[Top] [All Lists]

Re: RFC2821bis-01 Issue 3: EHLO parameter

2007-03-30 08:30:11

On Fri, Mar 30, 2007 at 06:50:07AM -0400, Hector Santos wrote:

One final thought I forgot to mention.

One reason I think this might be better, using a MAY REJECT semantics as 
  oppose to a "MUST NOT reject" or "SHOULD NOT reject" is to help 
promote new and future generation SMTP augmentation software such as:

 - SPF
 - OPES based shims, hooks

or other new SMTP level HELO/EHLO verification technology.

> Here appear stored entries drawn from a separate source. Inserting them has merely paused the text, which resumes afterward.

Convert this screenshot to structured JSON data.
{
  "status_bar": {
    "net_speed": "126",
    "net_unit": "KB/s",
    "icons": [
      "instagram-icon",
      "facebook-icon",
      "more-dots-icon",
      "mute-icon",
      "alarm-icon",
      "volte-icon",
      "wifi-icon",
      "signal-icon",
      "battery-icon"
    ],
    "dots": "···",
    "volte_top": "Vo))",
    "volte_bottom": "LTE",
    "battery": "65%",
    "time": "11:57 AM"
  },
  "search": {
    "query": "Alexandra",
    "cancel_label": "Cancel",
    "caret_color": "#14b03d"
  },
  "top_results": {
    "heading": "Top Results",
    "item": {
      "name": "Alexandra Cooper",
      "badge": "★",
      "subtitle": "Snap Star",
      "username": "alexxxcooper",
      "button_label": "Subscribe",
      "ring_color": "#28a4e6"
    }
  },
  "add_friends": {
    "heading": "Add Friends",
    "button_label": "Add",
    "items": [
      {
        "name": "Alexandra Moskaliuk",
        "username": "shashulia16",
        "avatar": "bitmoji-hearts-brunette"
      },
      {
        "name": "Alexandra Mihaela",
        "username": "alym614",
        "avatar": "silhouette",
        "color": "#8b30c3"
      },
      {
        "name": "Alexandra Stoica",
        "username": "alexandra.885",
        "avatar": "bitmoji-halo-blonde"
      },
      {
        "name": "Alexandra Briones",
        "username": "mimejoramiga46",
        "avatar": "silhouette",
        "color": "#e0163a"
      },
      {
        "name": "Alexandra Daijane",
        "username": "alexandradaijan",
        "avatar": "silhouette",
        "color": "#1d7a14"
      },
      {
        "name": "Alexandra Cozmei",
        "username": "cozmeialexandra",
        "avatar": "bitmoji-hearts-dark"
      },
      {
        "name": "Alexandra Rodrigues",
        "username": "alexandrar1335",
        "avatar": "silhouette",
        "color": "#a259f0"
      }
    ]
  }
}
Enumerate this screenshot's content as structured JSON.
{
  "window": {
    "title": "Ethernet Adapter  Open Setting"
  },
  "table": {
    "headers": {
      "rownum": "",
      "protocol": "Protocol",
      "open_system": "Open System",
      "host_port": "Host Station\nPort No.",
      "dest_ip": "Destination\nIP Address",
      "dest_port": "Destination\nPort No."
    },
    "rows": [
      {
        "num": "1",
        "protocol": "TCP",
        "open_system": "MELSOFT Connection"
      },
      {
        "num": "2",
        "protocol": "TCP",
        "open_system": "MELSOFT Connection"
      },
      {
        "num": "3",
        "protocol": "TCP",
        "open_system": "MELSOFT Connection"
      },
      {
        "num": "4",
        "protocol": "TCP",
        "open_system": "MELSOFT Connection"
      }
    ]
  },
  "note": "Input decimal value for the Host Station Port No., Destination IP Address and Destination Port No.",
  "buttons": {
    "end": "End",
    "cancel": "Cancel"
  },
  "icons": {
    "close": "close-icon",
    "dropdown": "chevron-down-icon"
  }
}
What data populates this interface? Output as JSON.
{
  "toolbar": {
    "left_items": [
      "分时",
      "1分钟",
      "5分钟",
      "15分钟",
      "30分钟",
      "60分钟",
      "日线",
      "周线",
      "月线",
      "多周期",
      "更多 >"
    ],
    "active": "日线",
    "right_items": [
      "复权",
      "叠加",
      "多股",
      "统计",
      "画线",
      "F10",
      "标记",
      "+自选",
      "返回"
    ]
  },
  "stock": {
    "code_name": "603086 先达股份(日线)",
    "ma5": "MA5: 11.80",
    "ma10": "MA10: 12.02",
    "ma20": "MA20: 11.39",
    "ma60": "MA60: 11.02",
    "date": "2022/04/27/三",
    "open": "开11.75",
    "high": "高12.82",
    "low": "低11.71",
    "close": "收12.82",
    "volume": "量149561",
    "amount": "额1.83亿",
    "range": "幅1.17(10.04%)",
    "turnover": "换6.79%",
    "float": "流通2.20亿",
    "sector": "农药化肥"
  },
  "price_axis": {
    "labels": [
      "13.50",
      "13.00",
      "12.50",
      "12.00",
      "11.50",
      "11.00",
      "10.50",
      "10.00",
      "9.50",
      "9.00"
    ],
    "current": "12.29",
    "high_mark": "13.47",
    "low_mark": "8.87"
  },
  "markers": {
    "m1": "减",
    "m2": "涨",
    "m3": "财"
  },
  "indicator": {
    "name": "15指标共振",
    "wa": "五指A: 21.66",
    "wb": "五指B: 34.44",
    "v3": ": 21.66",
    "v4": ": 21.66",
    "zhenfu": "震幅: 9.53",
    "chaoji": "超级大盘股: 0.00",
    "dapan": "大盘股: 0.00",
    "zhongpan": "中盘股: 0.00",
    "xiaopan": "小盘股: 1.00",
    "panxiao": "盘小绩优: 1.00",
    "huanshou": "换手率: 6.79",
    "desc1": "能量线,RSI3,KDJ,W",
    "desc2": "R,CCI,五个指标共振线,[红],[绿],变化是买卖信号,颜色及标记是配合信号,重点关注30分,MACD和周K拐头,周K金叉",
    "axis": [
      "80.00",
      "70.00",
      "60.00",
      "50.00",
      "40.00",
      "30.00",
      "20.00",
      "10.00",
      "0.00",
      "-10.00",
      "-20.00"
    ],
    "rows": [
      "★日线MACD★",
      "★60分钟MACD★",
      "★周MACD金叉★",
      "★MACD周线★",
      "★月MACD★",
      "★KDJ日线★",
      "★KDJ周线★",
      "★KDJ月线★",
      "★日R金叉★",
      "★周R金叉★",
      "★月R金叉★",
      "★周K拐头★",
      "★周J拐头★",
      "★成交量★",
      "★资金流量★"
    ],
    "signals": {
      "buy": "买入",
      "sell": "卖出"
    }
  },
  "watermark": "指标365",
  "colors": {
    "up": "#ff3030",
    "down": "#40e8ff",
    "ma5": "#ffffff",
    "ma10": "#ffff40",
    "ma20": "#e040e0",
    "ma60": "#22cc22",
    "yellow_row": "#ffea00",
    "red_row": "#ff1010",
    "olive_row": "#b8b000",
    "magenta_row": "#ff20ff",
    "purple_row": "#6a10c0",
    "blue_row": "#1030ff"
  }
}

With the MUST NOT/SHOULD NOT approach, it is discouraging future 

I have trouble following this thread, and I could be wrong about my
interpretation of current 2821, so that's why I am asking this in
simple words:

I believe the current spec allows rejection, except for one clearly
defined case:

DNS_lookup(PTR,$incoming_ip_address) != $domain_name_parameter

In this particular case, section 4.1.4 says MUST NOT refuse.
Rejection based on other knowledge is (implicitly) allowed.

If a client uses my name, or my IP address, I know for sure that
this is not the client's property, so I can reject.  If protocols
such as SPF say the client is not authorized to use this domain
name, I can reject.  If the parameter is not a FQDN nor an address
literal, I can reject.

Is this correct, or not?

If it is correct: what is the proposed change?